His smile was thin. “Then I burn your cover. I start asking questions in places you don’t want questions asked. Anonymous tips. A whisper that someone close to Liam is feeding information.”
Cold spread through her chest. “You wouldn’t.”
“I absolutely would. Because if you fail, you become a liability.”
“I’ve given you years,” she said hoarsely. “Everything.”
“And you’ll give me this,” he replied calmly. “Or it was all for nothing.”
He pulled out his phone.
“Let me remind you what’s really at stake.”
He turned the screen toward her.
A photograph.
An elderly woman sat in a sunlit garden, silver hair neatly braided, a book resting in her lap. She was smiling.
Alessia’s breath left her in a rush.
“Nonna,” she whispered.
Her grandmother.
The only one who’d believed her. The one person who hadn’t looked away when Alessia said her father had killed her mother. The woman hidden away eight years ago, after threats started coming in.
The woman Alessia hadn’t seen since.
“She’s doing well,” Thorne said mildly. “Small town in Oregon. Quiet life. She believes her granddaughter died in a car accident seven years ago. We found it was easier that way.”
Alessia felt dizzy.
“We protect her,” he continued. “We keep her hidden from Salvatore Scarpetti.
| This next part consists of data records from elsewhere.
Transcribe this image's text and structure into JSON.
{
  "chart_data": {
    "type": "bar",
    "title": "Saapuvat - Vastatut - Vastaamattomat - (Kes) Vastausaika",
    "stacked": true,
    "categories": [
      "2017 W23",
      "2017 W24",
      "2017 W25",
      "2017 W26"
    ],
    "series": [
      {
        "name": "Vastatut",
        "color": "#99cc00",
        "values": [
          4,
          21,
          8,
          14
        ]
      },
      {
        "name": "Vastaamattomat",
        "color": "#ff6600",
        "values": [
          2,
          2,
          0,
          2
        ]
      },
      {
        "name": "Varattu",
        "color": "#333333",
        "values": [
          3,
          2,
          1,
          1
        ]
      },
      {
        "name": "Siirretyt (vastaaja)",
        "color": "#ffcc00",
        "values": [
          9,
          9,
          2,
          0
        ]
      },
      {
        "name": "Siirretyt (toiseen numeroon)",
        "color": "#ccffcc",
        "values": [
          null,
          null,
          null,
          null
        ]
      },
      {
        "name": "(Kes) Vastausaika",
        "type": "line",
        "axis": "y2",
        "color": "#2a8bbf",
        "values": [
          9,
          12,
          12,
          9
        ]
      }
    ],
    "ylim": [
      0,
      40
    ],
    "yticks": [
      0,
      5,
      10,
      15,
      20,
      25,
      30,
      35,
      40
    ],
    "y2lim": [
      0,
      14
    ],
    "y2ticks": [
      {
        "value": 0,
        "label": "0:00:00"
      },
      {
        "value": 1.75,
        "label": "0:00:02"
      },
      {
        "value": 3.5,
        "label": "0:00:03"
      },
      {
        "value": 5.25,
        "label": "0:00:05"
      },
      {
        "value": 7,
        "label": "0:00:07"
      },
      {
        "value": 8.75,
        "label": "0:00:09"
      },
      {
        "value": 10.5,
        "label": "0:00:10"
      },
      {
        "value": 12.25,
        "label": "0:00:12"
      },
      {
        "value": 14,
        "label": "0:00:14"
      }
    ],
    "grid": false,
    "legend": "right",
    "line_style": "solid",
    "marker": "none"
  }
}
Because she’s leverage.”
Her hands curled into fists beneath the table.
“You’re threatening my grandmother.”
“I’m reminding you why you’re here,” Thorne said. “Your mother is dead. Your father killed her. And the only family you have left is alive because we allow it.”
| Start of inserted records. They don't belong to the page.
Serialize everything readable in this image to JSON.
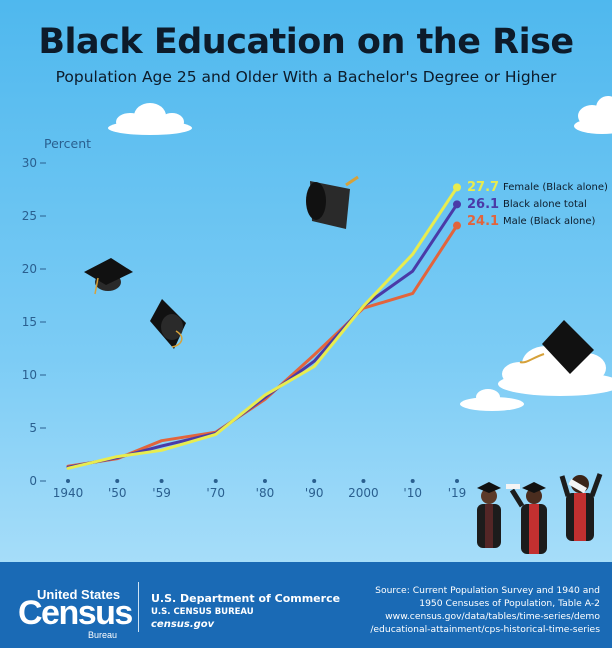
{
  "header": {
    "title": "Black Education on the Rise",
    "subtitle": "Population Age 25 and Older With a Bachelor's Degree or Higher"
  },
  "chart_data": {
    "type": "line",
    "title": "Black Education on the Rise",
    "subtitle": "Population Age 25 and Older With a Bachelor's Degree or Higher",
    "ylabel": "Percent",
    "xlabel": "",
    "ylim": [
      0,
      30
    ],
    "yticks": [
      "0",
      "5",
      "10",
      "15",
      "20",
      "25",
      "30"
    ],
    "x": [
      1940,
      1950,
      1959,
      1970,
      1980,
      1990,
      2000,
      2010,
      2019
    ],
    "xtick_labels": [
      "1940",
      "'50",
      "'59",
      "'70",
      "'80",
      "'90",
      "2000",
      "'10",
      "'19"
    ],
    "grid": false,
    "legend": "right end labels",
    "series": [
      {
        "name": "Female (Black alone)",
        "end_label": "27.7",
        "color": "#e8ec4f",
        "values": [
          1.2,
          2.3,
          2.9,
          4.4,
          8.1,
          10.8,
          16.5,
          21.4,
          27.7
        ]
      },
      {
        "name": "Black alone total",
        "end_label": "26.1",
        "color": "#4a3aa8",
        "values": [
          1.3,
          2.2,
          3.3,
          4.5,
          7.9,
          11.3,
          16.5,
          19.8,
          26.1
        ]
      },
      {
        "name": "Male (Black alone)",
        "end_label": "24.1",
        "color": "#e2643c",
        "values": [
          1.4,
          2.1,
          3.8,
          4.6,
          7.7,
          11.9,
          16.3,
          17.7,
          24.1
        ]
      }
    ]
  },
  "footer": {
    "logo_line1": "United States",
    "logo_line2": "Census",
    "logo_line3": "Bureau",
    "dept_line1": "U.S. Department of Commerce",
    "dept_line2": "U.S. CENSUS BUREAU",
    "dept_line3": "census.gov",
    "source_line1": "Source: Current Population Survey and 1940 and",
    "source_line2": "1950 Censuses of Population, Table A-2",
    "source_line3": "www.census.gov/data/tables/time-series/demo",
    "source_line4": "/educational-attainment/cps-historical-time-series"
  }
}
He stood, leaving cash on the table.
Then he set a printed photo in front of her.
“Twenty-four hours,” he said quietly. “Remember who you’re protecting.”
He walked out.
Alessia sat frozen, staring at the photograph.
The grandmother who thought she was dead.
The grandmother whose life depended on Alessia doing exactly what she was told.
She picked the photo up carefully, hands shaking, and slid it into her purse.
For a long moment, she didn’t move.
Thorne had stripped the choice bare.
This wasn’t about justice anymore.
It was about survival.
And Liam—the man who had trusted her, who had shown her his grief, who was starting to feel dangerously real—stood directly in the way.
She stepped out into the bright morning light, blinking against it.
Her phone buzzed.
Everything okay? You’ve been at the salon for an hour.
She touched the necklace at her throat.
He was watching.
She typed back. All good. Running late. Be home soon.
Another lie.
She walked for blocks, thoughts colliding, searching desperately for a third option that didn’t exist.
There were no clean endings left.
Only choices that hurt.
And as the city moved around her, Alessia made hers.
She would use the wire.
Tonight.
She would give Thorne everything.
Not because she wanted to betray Liam.
But because she couldn’t let her grandmother die.
Even if it meant destroying the only thing in her life that had started to feel real.
She texted Thorne.
Tonight. I’ll deliver everything.
The reply came instantly.
Good girl. Don’t disappoint me.
Alessia slid the phone away, her jaw set.
One more night.
One more lie.
One more step before she became exactly what Cormac had called her.
A poisonous viper.
And God help her—she was going to strike.